# Buoyant Force of a ship and water

## Homework Statement

Consider a ship that is floating in fresh water. The bottom of the ship is a depth of (df) below the surface. If the same ship is floating in sea water, the bottom of the ship (ds) below the surface. Given that the density of sea water is greater than the density of fresh water, which one of the following statements is correct?

## The Attempt at a Solution

B=(pf)(Vf)g=(ps)(Vs)(g)

df>ds

Doc Al
Mentor
df>ds
How does volume of water displaced relate to depth below the surface?

Volume relates to depth below the surface in the equation (Pressure under water: P=ρ•g•h ; where ρ is the density of water m/V and h is the depth of water)

Doc Al
Mentor
Volume relates to depth below the surface in the equation (Pressure under water: P=ρ•g•h ; where ρ is the density of water m/V and h is the depth of water)
That equation describes the pressure beneath the surface of a fluid. What I asked for was much simpler. If a ship displaces a greater volume (Vf > Vs, say), what can you say about the depth of its bottom beneath the surface? (It's an easy question--don't over think it.)
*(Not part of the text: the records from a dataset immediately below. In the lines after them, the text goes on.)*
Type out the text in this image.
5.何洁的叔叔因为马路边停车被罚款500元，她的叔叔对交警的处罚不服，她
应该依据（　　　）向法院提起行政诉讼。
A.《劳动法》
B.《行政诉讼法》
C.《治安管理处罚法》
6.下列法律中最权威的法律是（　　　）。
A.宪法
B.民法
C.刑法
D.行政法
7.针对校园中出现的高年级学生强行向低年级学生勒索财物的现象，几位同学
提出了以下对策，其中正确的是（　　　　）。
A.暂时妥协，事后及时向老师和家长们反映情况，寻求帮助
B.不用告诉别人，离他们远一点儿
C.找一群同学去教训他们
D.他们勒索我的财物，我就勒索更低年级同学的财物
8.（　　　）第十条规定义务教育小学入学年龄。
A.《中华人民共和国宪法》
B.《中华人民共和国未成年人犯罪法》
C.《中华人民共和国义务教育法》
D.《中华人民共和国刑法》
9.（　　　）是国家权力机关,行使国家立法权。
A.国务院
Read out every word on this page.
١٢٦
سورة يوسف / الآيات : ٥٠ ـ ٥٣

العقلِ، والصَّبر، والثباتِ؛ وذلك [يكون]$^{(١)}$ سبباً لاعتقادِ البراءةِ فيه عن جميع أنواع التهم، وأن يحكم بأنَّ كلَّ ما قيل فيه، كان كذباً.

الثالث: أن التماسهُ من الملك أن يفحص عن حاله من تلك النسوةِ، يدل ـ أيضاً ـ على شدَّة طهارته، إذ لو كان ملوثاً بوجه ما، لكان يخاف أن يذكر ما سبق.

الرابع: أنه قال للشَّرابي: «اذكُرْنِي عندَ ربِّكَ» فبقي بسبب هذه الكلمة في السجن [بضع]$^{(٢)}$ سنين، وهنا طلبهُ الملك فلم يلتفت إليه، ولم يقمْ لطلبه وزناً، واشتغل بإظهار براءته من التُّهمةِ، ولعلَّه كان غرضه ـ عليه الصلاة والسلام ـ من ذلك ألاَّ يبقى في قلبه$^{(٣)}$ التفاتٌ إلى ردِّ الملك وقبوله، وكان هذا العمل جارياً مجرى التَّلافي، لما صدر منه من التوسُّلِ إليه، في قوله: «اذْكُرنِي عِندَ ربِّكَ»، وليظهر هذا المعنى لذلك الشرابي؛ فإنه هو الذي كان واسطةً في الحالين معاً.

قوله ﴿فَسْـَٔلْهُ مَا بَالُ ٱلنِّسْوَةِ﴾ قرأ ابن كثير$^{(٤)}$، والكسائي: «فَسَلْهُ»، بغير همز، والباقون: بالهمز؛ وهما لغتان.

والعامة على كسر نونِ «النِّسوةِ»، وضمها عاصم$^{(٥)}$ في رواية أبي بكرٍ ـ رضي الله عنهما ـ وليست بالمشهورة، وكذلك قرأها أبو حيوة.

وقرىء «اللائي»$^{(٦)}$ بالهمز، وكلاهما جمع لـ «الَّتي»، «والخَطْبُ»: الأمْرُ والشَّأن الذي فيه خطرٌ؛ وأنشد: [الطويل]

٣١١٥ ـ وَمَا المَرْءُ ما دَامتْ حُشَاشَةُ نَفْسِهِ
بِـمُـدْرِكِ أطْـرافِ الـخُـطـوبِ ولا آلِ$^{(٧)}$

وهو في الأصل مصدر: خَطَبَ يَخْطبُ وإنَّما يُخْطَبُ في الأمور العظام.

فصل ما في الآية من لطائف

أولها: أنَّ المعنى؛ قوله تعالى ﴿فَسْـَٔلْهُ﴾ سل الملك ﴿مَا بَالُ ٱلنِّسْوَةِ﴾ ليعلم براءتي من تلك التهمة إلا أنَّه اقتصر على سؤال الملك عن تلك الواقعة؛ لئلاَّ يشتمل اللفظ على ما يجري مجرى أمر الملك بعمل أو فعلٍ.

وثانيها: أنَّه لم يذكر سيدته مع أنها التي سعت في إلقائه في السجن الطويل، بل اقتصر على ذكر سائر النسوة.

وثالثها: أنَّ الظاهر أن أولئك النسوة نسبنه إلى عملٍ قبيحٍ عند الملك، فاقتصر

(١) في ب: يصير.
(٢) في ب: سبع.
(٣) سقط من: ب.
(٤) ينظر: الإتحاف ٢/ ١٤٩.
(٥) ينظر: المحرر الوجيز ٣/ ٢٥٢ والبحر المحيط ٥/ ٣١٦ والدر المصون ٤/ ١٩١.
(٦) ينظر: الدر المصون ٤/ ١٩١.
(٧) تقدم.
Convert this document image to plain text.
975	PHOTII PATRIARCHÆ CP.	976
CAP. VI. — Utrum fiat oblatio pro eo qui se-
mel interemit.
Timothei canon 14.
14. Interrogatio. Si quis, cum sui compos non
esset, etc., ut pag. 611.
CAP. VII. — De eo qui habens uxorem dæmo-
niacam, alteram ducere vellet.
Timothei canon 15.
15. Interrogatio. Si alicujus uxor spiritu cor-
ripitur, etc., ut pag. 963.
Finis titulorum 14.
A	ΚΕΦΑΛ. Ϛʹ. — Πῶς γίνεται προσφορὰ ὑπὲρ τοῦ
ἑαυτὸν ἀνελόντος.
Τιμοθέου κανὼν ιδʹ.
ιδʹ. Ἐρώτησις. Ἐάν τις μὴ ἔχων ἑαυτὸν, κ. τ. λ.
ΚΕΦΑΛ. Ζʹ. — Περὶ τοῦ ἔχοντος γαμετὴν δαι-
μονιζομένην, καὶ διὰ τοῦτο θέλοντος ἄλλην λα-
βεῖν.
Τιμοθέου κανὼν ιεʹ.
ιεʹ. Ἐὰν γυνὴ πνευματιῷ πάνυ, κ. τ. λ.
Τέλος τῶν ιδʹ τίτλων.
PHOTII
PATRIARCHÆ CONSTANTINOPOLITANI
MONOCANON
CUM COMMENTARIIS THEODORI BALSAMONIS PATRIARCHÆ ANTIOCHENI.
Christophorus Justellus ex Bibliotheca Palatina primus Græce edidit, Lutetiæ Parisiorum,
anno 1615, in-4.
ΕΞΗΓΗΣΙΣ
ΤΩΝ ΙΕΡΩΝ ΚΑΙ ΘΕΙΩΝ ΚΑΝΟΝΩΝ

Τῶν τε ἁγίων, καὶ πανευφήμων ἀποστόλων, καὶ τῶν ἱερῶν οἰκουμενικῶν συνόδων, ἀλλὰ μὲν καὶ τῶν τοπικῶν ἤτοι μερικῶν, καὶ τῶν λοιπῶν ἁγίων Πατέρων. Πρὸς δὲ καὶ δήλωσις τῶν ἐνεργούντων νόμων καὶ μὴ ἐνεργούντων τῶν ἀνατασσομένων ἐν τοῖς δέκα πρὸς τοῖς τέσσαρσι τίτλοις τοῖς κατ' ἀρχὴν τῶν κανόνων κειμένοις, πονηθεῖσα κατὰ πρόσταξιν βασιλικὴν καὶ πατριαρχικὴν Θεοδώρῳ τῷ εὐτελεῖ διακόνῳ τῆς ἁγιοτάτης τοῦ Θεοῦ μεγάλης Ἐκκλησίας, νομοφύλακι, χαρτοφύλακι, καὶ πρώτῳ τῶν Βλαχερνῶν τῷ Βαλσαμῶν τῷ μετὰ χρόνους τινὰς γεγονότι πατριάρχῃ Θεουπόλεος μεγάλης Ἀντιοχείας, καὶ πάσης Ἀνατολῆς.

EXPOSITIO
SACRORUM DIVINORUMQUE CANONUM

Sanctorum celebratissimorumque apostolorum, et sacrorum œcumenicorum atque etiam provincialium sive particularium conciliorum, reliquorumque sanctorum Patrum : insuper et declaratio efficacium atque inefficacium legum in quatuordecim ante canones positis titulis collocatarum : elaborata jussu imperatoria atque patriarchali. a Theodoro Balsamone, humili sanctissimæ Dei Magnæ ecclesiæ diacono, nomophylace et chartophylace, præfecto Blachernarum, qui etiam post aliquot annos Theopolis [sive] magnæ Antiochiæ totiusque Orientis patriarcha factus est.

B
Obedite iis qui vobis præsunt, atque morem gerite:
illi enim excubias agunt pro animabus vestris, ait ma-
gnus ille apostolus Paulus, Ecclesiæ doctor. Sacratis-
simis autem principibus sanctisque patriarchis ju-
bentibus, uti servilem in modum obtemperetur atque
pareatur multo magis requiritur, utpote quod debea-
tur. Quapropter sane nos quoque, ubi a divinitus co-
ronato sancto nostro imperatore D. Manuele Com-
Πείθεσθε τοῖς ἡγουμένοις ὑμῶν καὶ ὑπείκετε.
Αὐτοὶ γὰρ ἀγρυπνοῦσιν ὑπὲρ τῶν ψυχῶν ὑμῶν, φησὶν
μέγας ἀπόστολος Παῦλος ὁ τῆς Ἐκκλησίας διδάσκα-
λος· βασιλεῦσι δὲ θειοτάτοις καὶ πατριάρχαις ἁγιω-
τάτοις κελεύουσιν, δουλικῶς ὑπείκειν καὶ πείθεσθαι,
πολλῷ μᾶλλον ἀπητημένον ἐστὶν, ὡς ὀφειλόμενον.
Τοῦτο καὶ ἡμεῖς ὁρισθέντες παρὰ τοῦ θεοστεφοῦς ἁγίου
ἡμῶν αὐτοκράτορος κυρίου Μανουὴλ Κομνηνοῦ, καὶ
That they are proportional. I am still confused as to how from the Buoyant force equation we were able to come up with the result of Vf being greater then Vs.

Doc Al
Mentor
That they are proportional. I am still confused as to how from the Buoyant force equation we were able to come up with the result of Vf being greater then Vs.
Ah, now I understand your question.

I think you understood this:
(pf)(Vf)g=(ps)(Vs)(g)

Now just rearrange as ratios, so that (pf)/(ps) = ???

How? Divide both sides by g, then by Vf, then by ps.

So if the density of Ps is greater then Pf, and not knowing by how much; how exactly would I set up the ratio? Also the ratio of Vs and Vf --> Would it be something like this? [(Pf)/(Ps)] [(Vf)/(Vs)]=

Doc Al
Mentor
So if the density of Ps is greater then Pf, and not knowing by how much; how exactly would I set up the ratio?